What special dietary instructions should I follow?
Unless your doctor tells you otherwise, continue your normal diet.
What should I do if I forget a dose?
Take the missed dose as soon as you remember it. However, if it is almost time for the next dose, skip the missed dose and continue your regular dosing schedule. Do not take a double dose to make up for a missed one.
What side effects can this medication cause?
Varenicline may cause side effects. Tell your doctor if any of these symptoms are severe or do not go away:
- bad taste in the mouth
- increased or decreased appetite
- trouble falling asleep or staying asleep
- unusual dreams or nightmares
Some side effects can be serious. If you experience any of these symptoms or those listed in the IMPORTANT WARNING or SPECIAL PRECAUTIONS sections, stop taking varenicline and get medical help immediately:
- swelling of the face, throat, tongue, lips, gums, eyes, neck, hands, arms, feet, ankles, or lower legs
- difficulty swallowing or breathing
- swollen, red, peeling, or blistering skin
- blisters in the mouth
- pain, squeezing, or pressure in the chest
- pain or discomfort in one or both arms, back, neck, jaw, or stomach
- difficulty in moving your arms or legs
- shortness of breath
- nausea, vomiting, or lightheadedness
- slow or difficult speech
- sudden weakness or numbness of an arm or leg, especially on one side of the body
- calf pain while walking
In clinical studies, people who took varenicline were more likely to have a heart attack, a stroke, or other serious problems with their heart or blood vessels than people who did not receive this medication. However, people who smoke also have a higher risk of developing these problems. Talk to your doctor about the risks and benefits of taking varenicline, especially if you have or ever had heart or blood vessel disease.
Varenicline may cause other side effects. Call your doctor if you have any unusual problems while taking this medication.
If you experience a serious side effect, you or your doctor may send a report to the Food and Drug Administration's (FDA) MedWatch Adverse Event Reporting program online (http://www.fda.gov/Safety/MedWatch) or by phone (1-800-332-1088).
What should I know about storage and disposal of this medication?
Keep this medication in the container it came in, tightly closed, and out of reach of children. Store it at room temperature and away from excess heat and moisture (not in the bathroom).
Unneeded medications should be disposed of in special ways to ensure that pets, children, and other people cannot consume them. However, you should not flush this medication down the toilet. Instead, the best way to dispose of your medication is through a medicine take-back program. Talk to your pharmacist or contact your local garbage/recycling department to learn about take-back programs in your community. See the FDA's Safe Disposal of Medicines website (http://goo.gl/c4Rm4p) for more information if you do not have access to a take-back program.

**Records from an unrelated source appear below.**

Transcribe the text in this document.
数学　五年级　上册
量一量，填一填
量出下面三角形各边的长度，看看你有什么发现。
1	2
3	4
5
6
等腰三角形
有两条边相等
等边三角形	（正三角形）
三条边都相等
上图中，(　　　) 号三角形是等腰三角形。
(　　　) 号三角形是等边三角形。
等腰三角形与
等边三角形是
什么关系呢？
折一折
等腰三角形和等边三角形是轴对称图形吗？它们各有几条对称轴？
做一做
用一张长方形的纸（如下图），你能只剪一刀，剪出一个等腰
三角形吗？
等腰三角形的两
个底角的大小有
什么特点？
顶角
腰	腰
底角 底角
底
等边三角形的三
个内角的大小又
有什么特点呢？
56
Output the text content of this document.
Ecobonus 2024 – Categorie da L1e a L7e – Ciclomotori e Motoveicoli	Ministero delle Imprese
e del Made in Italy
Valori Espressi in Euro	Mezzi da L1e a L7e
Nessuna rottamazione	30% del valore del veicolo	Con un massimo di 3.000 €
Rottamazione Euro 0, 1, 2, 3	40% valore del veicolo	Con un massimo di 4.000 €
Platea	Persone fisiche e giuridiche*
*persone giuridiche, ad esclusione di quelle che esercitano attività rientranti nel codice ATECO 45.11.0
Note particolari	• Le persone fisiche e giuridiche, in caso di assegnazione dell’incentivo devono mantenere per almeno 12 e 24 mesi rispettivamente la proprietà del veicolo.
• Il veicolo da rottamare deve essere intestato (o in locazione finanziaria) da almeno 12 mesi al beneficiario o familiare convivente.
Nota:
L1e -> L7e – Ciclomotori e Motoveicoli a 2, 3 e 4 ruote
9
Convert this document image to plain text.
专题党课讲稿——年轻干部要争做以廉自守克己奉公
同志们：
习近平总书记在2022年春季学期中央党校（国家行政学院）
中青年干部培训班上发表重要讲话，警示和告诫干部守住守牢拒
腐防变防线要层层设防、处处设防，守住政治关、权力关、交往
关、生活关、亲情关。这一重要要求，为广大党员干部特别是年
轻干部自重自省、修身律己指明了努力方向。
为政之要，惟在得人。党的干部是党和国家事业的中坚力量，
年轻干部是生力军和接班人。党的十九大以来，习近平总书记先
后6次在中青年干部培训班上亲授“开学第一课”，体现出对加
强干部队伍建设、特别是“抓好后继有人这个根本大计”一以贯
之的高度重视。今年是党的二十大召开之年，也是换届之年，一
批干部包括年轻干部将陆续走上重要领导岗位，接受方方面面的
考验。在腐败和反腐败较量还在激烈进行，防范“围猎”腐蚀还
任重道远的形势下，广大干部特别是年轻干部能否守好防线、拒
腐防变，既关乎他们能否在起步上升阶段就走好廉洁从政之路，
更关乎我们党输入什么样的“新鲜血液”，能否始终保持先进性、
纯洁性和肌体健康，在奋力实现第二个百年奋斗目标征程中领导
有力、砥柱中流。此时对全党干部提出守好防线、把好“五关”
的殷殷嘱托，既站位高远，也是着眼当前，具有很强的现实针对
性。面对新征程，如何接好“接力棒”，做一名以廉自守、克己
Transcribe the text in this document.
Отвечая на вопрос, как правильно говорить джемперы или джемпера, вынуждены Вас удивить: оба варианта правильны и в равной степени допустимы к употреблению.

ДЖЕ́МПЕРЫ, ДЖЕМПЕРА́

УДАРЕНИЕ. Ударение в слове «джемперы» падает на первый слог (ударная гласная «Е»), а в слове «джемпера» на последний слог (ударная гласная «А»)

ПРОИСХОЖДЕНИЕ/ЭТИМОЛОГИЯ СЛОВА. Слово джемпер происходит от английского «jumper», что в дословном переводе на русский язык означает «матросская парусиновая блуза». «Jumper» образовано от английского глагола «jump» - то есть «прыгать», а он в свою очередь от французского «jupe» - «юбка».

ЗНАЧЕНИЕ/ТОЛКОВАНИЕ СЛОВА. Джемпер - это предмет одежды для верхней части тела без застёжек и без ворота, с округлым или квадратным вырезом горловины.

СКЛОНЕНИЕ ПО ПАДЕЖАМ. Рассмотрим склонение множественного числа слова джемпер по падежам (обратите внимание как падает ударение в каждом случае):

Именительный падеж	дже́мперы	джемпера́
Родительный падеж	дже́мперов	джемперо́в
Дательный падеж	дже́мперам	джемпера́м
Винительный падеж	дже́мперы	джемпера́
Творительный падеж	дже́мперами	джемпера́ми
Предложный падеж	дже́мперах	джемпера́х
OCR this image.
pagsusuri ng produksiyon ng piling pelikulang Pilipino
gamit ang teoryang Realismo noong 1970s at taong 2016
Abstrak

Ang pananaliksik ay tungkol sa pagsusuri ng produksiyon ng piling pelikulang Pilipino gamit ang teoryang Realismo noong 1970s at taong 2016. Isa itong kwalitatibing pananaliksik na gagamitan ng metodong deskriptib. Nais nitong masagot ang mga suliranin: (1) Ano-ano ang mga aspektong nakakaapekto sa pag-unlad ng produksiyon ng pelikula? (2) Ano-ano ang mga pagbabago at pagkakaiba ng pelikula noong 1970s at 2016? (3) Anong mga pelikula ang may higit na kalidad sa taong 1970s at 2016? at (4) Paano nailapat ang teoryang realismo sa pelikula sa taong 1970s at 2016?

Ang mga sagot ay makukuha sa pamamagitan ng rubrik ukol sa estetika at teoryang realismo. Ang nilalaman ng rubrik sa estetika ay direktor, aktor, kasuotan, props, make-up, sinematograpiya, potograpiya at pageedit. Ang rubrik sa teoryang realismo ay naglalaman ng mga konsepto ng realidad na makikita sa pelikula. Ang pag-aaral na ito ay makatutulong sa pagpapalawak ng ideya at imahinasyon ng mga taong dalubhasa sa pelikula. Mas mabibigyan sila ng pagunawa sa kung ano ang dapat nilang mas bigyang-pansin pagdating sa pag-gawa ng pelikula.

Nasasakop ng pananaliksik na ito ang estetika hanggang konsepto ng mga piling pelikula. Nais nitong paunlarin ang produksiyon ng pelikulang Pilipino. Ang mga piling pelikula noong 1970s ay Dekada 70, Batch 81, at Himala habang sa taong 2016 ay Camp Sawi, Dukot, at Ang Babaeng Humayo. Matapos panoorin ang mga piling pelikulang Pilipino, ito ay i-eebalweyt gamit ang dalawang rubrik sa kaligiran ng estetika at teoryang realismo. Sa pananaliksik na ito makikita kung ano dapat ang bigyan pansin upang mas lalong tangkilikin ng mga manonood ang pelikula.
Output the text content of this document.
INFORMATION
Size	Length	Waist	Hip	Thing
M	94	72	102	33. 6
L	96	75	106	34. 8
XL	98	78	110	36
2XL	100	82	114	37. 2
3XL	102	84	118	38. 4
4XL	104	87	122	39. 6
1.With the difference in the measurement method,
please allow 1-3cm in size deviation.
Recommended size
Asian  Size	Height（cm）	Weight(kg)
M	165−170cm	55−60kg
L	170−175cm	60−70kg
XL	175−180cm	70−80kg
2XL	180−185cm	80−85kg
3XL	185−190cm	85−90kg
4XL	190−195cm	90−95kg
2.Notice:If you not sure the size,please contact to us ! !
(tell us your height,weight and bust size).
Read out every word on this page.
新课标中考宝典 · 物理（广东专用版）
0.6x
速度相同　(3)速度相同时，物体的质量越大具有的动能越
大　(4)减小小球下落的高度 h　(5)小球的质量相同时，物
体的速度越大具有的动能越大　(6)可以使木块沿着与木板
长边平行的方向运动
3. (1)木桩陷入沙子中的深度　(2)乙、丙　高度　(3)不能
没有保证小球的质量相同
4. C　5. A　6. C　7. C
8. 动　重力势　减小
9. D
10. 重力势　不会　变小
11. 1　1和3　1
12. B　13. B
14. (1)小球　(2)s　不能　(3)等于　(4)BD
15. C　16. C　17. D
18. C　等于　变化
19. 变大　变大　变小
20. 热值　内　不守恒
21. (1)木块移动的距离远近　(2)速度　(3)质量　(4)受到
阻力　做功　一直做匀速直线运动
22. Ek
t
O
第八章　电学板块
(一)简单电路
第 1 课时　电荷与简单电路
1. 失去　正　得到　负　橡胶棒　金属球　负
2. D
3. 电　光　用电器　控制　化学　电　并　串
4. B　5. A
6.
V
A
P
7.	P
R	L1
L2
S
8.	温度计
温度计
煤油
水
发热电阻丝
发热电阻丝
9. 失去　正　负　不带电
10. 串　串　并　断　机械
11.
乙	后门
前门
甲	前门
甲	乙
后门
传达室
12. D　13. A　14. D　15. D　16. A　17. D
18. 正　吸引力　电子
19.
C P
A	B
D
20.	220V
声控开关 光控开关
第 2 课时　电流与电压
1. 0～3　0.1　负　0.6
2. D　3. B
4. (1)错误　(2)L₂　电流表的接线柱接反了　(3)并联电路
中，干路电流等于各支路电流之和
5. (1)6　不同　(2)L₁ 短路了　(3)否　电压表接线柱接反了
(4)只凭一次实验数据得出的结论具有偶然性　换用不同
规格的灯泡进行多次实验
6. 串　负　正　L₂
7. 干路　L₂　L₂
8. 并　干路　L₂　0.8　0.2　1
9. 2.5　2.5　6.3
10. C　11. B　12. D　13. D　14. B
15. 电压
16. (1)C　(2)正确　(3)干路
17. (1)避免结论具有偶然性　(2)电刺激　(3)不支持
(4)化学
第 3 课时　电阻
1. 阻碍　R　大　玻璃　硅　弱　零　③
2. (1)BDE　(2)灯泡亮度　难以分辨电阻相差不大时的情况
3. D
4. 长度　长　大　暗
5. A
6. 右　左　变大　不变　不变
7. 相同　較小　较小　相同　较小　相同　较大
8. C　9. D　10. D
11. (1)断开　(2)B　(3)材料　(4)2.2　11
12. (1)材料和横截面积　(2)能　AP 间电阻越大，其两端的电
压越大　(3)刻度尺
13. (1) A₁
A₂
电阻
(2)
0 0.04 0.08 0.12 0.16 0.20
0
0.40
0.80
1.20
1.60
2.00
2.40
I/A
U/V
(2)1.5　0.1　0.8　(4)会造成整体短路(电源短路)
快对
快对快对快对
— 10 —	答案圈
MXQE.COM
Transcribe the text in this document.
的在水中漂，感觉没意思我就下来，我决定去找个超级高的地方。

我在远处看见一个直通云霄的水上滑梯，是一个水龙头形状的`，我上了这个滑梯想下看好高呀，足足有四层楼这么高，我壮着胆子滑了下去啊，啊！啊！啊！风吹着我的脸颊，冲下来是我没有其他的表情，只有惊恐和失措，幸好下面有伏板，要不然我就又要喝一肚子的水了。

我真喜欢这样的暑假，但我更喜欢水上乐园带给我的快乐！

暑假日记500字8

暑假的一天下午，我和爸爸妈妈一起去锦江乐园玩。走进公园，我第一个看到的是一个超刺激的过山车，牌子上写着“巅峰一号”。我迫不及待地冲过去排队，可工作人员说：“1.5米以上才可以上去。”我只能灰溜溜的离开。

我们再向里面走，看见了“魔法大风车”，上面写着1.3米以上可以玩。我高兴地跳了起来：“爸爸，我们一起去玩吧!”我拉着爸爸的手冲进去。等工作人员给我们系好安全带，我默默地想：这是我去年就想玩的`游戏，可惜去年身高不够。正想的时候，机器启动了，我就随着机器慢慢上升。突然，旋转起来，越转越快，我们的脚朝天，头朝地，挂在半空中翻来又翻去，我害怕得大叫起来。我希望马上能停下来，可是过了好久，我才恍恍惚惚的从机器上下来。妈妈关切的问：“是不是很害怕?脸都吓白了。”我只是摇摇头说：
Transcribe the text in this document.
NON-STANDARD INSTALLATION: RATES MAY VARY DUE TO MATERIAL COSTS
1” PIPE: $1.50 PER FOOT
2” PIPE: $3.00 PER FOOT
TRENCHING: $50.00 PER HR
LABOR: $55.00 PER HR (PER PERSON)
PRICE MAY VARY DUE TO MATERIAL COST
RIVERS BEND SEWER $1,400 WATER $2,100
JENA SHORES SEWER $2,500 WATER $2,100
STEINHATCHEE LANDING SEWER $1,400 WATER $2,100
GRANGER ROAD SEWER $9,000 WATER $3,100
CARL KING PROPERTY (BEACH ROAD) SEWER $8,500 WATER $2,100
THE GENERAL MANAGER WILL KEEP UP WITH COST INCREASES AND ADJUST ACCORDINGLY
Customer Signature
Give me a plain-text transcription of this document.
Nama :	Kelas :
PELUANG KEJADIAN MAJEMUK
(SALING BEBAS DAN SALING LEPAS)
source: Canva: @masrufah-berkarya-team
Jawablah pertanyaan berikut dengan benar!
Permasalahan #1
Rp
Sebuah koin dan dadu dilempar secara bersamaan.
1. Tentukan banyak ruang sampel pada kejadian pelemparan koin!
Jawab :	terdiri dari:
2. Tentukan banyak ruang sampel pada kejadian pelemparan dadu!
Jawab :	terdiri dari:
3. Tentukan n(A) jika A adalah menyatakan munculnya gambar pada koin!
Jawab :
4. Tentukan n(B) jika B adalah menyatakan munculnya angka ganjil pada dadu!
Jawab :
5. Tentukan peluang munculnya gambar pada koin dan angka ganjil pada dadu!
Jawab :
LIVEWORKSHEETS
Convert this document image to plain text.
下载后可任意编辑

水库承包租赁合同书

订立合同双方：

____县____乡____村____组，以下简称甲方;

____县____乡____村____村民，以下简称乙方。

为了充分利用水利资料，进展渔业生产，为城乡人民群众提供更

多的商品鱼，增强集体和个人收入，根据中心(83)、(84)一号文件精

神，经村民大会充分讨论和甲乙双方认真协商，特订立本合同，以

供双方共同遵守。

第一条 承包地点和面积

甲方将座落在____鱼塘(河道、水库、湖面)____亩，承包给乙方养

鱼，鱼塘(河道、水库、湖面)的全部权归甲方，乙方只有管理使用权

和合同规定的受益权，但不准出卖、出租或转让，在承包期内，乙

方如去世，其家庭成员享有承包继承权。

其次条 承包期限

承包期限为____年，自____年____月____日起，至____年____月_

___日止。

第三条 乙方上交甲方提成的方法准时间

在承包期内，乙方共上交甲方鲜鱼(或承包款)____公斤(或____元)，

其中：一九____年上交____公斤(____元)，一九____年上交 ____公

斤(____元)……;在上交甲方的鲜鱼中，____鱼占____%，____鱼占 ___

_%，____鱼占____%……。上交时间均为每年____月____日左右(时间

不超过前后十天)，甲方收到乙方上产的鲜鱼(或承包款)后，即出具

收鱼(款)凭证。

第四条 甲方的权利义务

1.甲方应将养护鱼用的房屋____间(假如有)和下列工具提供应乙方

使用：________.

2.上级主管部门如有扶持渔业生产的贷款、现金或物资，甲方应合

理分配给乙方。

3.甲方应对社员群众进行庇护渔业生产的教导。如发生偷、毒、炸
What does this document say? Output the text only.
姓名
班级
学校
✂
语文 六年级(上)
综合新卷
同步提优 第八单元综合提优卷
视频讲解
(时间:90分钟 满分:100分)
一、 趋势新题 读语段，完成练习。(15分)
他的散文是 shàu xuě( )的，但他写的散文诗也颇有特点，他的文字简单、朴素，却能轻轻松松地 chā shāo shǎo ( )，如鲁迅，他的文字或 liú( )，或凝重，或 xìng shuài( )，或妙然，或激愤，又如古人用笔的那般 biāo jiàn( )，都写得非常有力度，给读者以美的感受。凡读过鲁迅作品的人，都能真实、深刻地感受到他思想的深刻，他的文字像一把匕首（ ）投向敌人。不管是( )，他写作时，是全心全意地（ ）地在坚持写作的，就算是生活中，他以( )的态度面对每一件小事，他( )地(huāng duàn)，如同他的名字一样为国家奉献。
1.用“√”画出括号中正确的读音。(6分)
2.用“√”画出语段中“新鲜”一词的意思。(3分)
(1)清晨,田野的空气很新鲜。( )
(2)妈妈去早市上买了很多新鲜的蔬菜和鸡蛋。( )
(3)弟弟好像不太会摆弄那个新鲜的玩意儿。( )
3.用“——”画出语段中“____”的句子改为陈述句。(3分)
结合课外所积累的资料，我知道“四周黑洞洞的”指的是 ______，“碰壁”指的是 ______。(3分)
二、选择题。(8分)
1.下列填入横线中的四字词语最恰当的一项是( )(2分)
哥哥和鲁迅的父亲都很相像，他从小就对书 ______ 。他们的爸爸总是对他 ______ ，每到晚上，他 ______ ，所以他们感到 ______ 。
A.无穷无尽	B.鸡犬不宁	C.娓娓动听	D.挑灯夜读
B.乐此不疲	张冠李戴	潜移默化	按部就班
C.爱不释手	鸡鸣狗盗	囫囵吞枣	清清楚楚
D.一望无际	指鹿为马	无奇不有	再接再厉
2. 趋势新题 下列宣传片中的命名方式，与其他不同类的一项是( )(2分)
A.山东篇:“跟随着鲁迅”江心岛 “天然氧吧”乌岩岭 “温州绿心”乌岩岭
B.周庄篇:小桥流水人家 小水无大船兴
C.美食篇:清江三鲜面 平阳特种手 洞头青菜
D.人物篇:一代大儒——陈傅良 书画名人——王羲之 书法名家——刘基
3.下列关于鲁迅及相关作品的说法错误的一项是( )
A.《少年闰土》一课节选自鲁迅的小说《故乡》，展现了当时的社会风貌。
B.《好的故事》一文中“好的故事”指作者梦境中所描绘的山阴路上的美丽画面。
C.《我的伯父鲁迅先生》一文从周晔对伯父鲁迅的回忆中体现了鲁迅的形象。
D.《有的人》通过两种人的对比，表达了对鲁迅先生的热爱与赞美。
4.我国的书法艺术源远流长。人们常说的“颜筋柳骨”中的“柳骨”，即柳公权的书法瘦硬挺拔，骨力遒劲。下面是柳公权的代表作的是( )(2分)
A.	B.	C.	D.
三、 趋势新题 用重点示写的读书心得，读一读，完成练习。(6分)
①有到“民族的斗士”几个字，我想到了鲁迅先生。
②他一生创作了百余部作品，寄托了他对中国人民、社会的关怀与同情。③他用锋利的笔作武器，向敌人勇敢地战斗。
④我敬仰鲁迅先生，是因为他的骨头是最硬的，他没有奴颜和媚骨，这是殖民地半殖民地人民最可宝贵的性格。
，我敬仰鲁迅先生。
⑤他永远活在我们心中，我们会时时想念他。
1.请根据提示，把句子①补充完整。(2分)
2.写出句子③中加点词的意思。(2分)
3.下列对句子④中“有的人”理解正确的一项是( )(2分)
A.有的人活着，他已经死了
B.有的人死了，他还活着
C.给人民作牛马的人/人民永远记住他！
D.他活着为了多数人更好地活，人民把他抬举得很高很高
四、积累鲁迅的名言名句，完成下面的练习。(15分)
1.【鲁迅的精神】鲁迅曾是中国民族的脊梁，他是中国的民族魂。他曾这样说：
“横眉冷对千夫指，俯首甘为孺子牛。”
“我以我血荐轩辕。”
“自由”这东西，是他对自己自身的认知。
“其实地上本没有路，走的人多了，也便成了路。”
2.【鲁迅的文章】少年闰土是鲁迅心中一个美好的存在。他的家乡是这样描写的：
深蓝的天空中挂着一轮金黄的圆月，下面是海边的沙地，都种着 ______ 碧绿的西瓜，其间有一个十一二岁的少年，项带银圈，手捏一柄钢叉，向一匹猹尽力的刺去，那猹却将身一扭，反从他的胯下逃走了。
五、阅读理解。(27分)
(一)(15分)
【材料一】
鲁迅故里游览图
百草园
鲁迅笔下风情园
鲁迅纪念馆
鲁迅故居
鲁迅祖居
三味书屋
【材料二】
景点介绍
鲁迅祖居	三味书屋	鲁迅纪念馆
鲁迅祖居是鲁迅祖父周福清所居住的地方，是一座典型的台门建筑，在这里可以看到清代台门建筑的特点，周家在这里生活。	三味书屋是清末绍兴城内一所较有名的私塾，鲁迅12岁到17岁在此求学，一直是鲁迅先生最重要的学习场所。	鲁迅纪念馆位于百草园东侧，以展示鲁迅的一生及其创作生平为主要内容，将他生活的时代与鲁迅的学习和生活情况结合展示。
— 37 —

In case of emergency/overdose
In case of overdose, call your local poison control center at 1-800-222-1222. If the victim has collapsed or is not breathing, call local emergency services at 911.
What other information should I know?
Keep all appointments with your doctor.
Do not let anyone else take your medication. Ask your pharmacist any questions you have about refilling your prescription.
It is important for you to keep a written list of all of the prescription and nonprescription (over-the-counter) medicines you are taking, as well as any products such as vitamins, minerals, or other dietary supplements. You should bring this list with you each time you visit a doctor or if you are admitted to a hospital. It is also important information to carry with you in case of emergencies.